There are more than 70 subtypes of sarcoma—many of which are not well understood at all. Even with advances in technology and leaps forward in cancer treatment generally, developing treatments for such a diverse group of cancers remains challenging.

Despite these challenges, there are already signs of more targeted future therapies for rare cancers.

Advances in treatment

At the Institute of Cancer Research, London, we have led a number of studies into sarcomas, including research into a novel combination treatment for an otherwise incurable cancer in children.

More recently, ICR researchers have discovered a novel mechanism of targeting a rare, but aggressive, sarcoma affecting predominantly young people. This research will hopefully be translated into the clinic—improving outcomes for these patients.

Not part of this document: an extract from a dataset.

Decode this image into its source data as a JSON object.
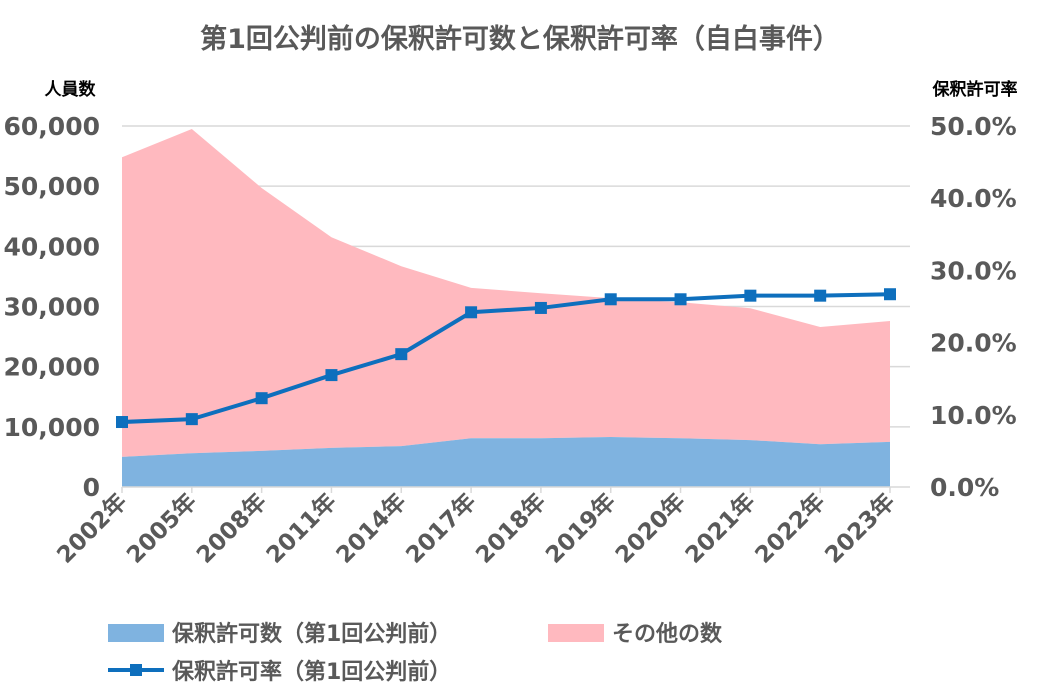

As part of the International Sarcoma Kindred Study (ISKS), a project led by researchers in Australia, the ICR have also helped understand genetic mutations that increase the risk of developing sarcomas.

Studies like this collect genetic data from a diverse range of patients, which is helping us begin to understand the possible link between inherited mutations and sarcoma risk—helping us to treat these cancers in a more targeted way.

Selecting patients by their tumor genetics

A more routine and integrated approach to genomics in research and health care will be key to improving outcomes for patients with rare cancers.

By placing patients in different groups, or sub-types, based on the mutations in their cancers, we can select the targeted treatments that are most likely to work for each person.

Increasingly, we are moving toward treating patients according to the particular set of genetic mutations in their cancer rather than simply on the location of their tumor. But, moving fully to such a precision medicine approach will require significant changes in how we diagnose patients and monitor them during treatment.